Taïpi (un paradis cannibale) est une adaptation du roman d'Herman Melville, auteur du célèbre Moby Dick.
Ce roman autobiographique raconte l'aventure qu'Herman Melville vécut en 1842 dans l'archipel des Marquises, alors aux mains des Français .
Embarqués sur un baleinier, Tom (Herman Melville) et Toby, son compagnon d'équipage, vont rapidement mettre les voiles, mais à terre cette fois-ci, pour échapper aux conditions déplorables à bord. Les deux compères vont s'enfoncer dans la jungle hostile en attendant le départ du Doly.
A l'ouest, les Hapaas, en bon terme avec les "blancs" avec qui ils pratiquent volontiers le troc.
A l'est, les Taïpis, tribu belliqueuse et cannibale.
C'est en essayant d'échapper à cette dernière pour rejoindre les Hapaas que les deux hommes finiront par se perdre dans ce labyrinthe de verdure, pour finalement rencontrer leurs sauveurs... ou leurs bourreaux! Tout le récit sera dorénavant construit autour de cette ambiguïté et de ce questionnement.
Tom, blessé gravement à la jambe sera soigné. Ils seront aussi nourris et logés, et participeront même à certaines cérémonies de la tribu.

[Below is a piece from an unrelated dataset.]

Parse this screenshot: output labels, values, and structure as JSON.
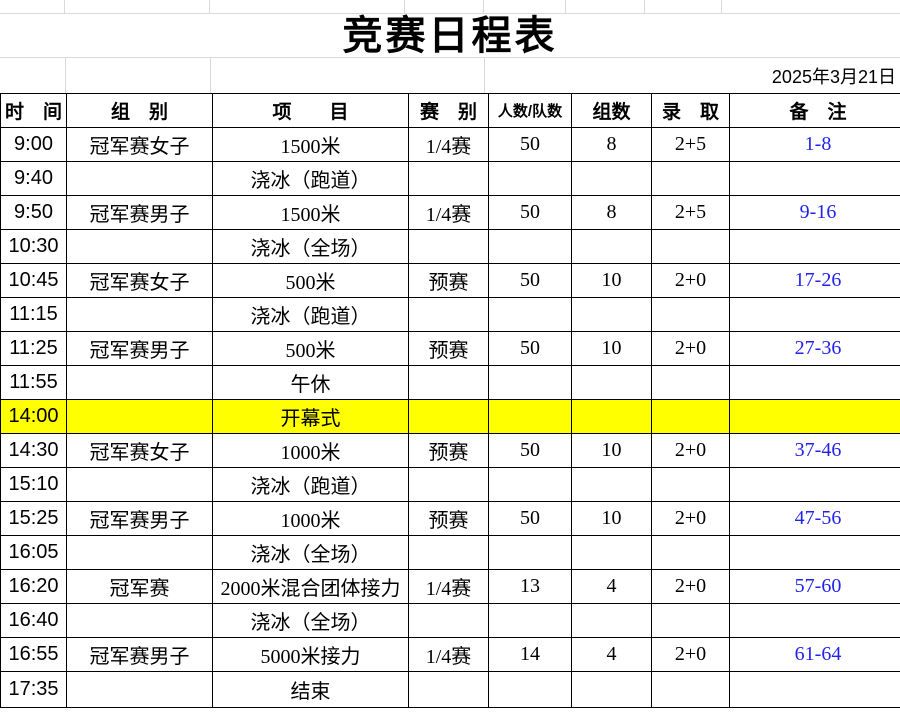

Sont-ils chez les terribles canibales sanguinaires, protagonistes de toutes les histoires sordides de marins?
Sont-ils réellement libres ou sont-ils maintenus prisonniers?
Malgré tout, les hommes vont apprendre à se connaître et à s'apprécier tout en restant méfiants et intrigués.
Il y a bien sûr la barrière de la langue, mais surtout la peur de l'étranger (les cannibales pour les uns et la peur d'être mangés, ou les Français porteurs de maladies et de terreur pour les autres).
Toby, persuadé qu'ils ne sont que des prisonniers, décidera et parviendra à s'échapper, laissant Tom encore trop faible, tout en lui promettant de revenir le chercher.
Tom, resté seul dans la tribu, se liera d'amitié avec Kory-kory et Faïawaï dont il tombera amoureux.
Il deviendra même "tabou", lien sacré entre les différents mondes (le sien et celui des différentes tribus des îles).
Il apprendra la langue et cherchera à comprendre ses hôtes et à se faire accepter comme l'un des leurs.
Tom finira pourtant lui aussi par partir, mais gardera à jamais une nostalgie particulière pour cette aventure, ces hommes braves, forts et hospitaliers, ces femmes nues, magnifiques et libres.
Un roman d'aventure où l'on se délecte des péripéties et mésaventures des deux héros.
Une histoire classique et traitée de façon assez convenue, mais qui sent bon les romans d'aventures exotiques de la fin du XIXe siècle.
Il est aussi question d'essayer de comprendre ces tribus de l'autre bout du monde, avec un regard plus tolérant et curieux.
Les Taïpis, décrits comme d'horribles cannibales, et qui pourtant seront des plus accueillants et bienveillants en sont une démonstration explicite.
Une particularité très intéressante de la narration vient du lexique en fin d'ouvrage traduisant les dialogues des Taïpis tout au long
du récit (et non traduits à ce moment-là).
Il naît de ce petit jeu d'incompréhension une autre lecture, inversée cette fois-ci, non pas vécue du point de vue unique de Tom et Toby, mais du côté des Taïpis,
dans leur langue, avec leurs questionnements et leur vision des choses.
Si l'idée est séduisante et pertinente, elle ne semble qu'être effleurée et anecdotique. Ce n'est certes pas l'objet de la BD, mais cette approche d'une double lecture mériterait un développement complet.